A relação com os filhos era distante. A relação com o marido era colossal. Paula Rego reconhece os casos que ambos tiveram durante o casamento, mas a dependência recíproca manteve o vínculo inalterado. As relações extraconjugais refletem-se nas suas pinturas de forma simbólica. Todas estas cenas são musicalmente ambientadas em diferentes épocas e locais por Madison Willing, que coleciona ópera, pop e fado. A música melancólica e ácida dos fados clássicos complementa o carácter dramático de algumas pinturas autobiográficas muito viscerais.

Em 1966, Vic é diagnosticado com esclerose múltipla, iniciando um período complexo e agravado pela precariedade económica que lhes bate à porta. A família regressou a Londres e, em 1973, Rego é acompanhada por uma psicanalista junguiana, que, juntamente com o apoio financeiro que solicita à Fundação Gulbenkian, permite o seu regresso à pintura. Todavia, só na década de 1980 é que começou a fazer sucesso, com o interesse da Marlborough Gallery, que a projetou internacionalmente através das suas sedes em Londres, Madrid e Nova Iorque.

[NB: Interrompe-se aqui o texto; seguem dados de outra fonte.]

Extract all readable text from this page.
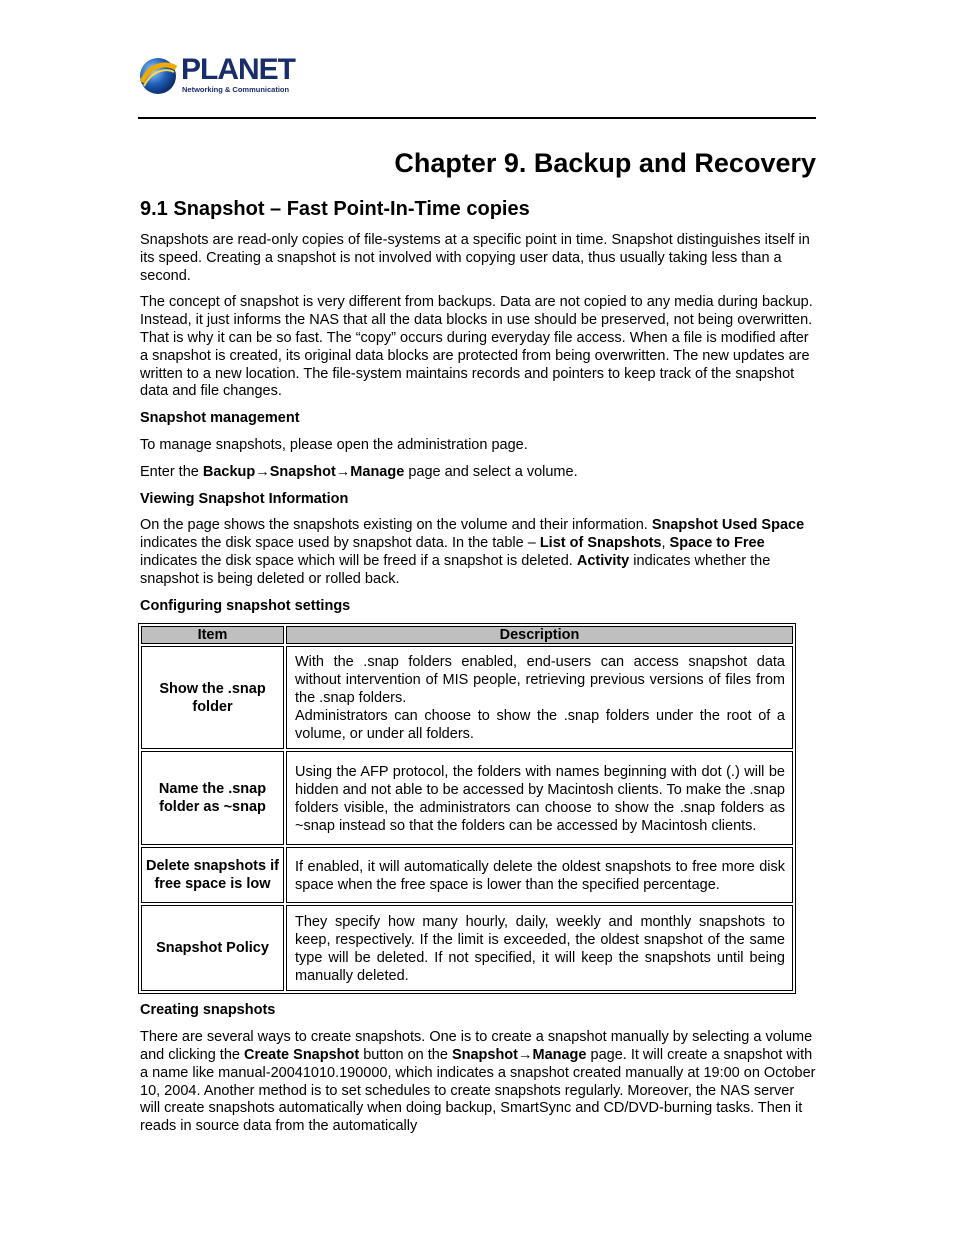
PLANET
Networking & Communication
Chapter 9. Backup and Recovery
9.1 Snapshot – Fast Point-In-Time copies

Snapshots are read-only copies of file-systems at a specific point in time. Snapshot distinguishes itself in its speed. Creating a snapshot is not involved with copying user data, thus usually taking less than a second.

The concept of snapshot is very different from backups. Data are not copied to any media during backup. Instead, it just informs the NAS that all the data blocks in use should be preserved, not being overwritten. That is why it can be so fast. The “copy” occurs during everyday file access. When a file is modified after a snapshot is created, its original data blocks are protected from being overwritten. The new updates are written to a new location. The file-system maintains records and pointers to keep track of the snapshot data and file changes.

Snapshot management

To manage snapshots, please open the administration page.

Enter the Backup→Snapshot→Manage page and select a volume.

Viewing Snapshot Information

On the page shows the snapshots existing on the volume and their information. Snapshot Used Space indicates the disk space used by snapshot data. In the table – List of Snapshots, Space to Free indicates the disk space which will be freed if a snapshot is deleted. Activity indicates whether the snapshot is being deleted or rolled back.

Configuring snapshot settings

Item	Description
Show the .snap folder	With the .snap folders enabled, end-users can access snapshot data without intervention of MIS people, retrieving previous versions of files from the .snap folders.
Administrators can choose to show the .snap folders under the root of a volume, or under all folders.

Name the .snap folder as ~snap	Using the AFP protocol, the folders with names beginning with dot (.) will be hidden and not able to be accessed by Macintosh clients. To make the .snap folders visible, the administrators can choose to show the .snap folders as ~snap instead so that the folders can be accessed by Macintosh clients.
Delete snapshots if free space is low	If enabled, it will automatically delete the oldest snapshots to free more disk space when the free space is lower than the specified percentage.
Snapshot Policy	They specify how many hourly, daily, weekly and monthly snapshots to keep, respectively. If the limit is exceeded, the oldest snapshot of the same type will be deleted. If not specified, it will keep the snapshots until being manually deleted.

Creating snapshots

There are several ways to create snapshots. One is to create a snapshot manually by selecting a volume and clicking the Create Snapshot button on the Snapshot→Manage page. It will create a snapshot with a name like manual-20041010.190000, which indicates a snapshot created manually at 19:00 on October 10, 2004. Another method is to set schedules to create snapshots regularly. Moreover, the NAS server will create snapshots automatically when doing backup, SmartSync and CD/DVD-burning tasks. Then it reads in source data from the automatically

Os seus trabalhos autobiográficos mudam de estilo pictórico, passando a ser muito apreciados pelo expressionismo próximo ao dos pintores Francis Bacon e Lucian Freud. Este sucesso anda de mão dada com os cuidados que tem de prestar ao marido, cada vez mais incapacitado. Pelo seu estado clínico, Paula sentia um misto de ternura e agressividade em relação a Vic até que, invariavelmente, acaba por ter de se despedir dele. Nós nunca queremos ver as pessoas que nos são queridas a definhar, porém, o adeus será sempre o adeus. Uma cena particularmente comovente é a da leitura da carta de despedida que o marido lhe escreveu, e que confiou ao melhor amigo para lhe entregar posteriormente. As palavras confortaram-na de tal forma, que Paula nunca se separou dela. “Confia em ti e serás tu mesma o teu melhor amigo.”

No fim desta homenagem magnífica, e que felizmente foi feita para que Paula Rego a pudesse ver e sentir, fica a sensação do enorme legado que esta Mulher nos deixou. A realidade espelhada, sem pudor, na tela. A vida nua e crua. Quando vislumbramos estes quadros, não estamos só a olhar; não podemos estar só a olhar. São cenários profundamente ambíguos e moralmente perturbadores sobre os quais somos obrigados a pensar mais, sentir mais e a virar do avesso tudo o que achamos que conhecemos.

Uma mulher que, destruída pela emoção, viveu para expor as verdades que a rodeavam: uma boca aberta num uivo destemido. Era o dom de Paula Rego.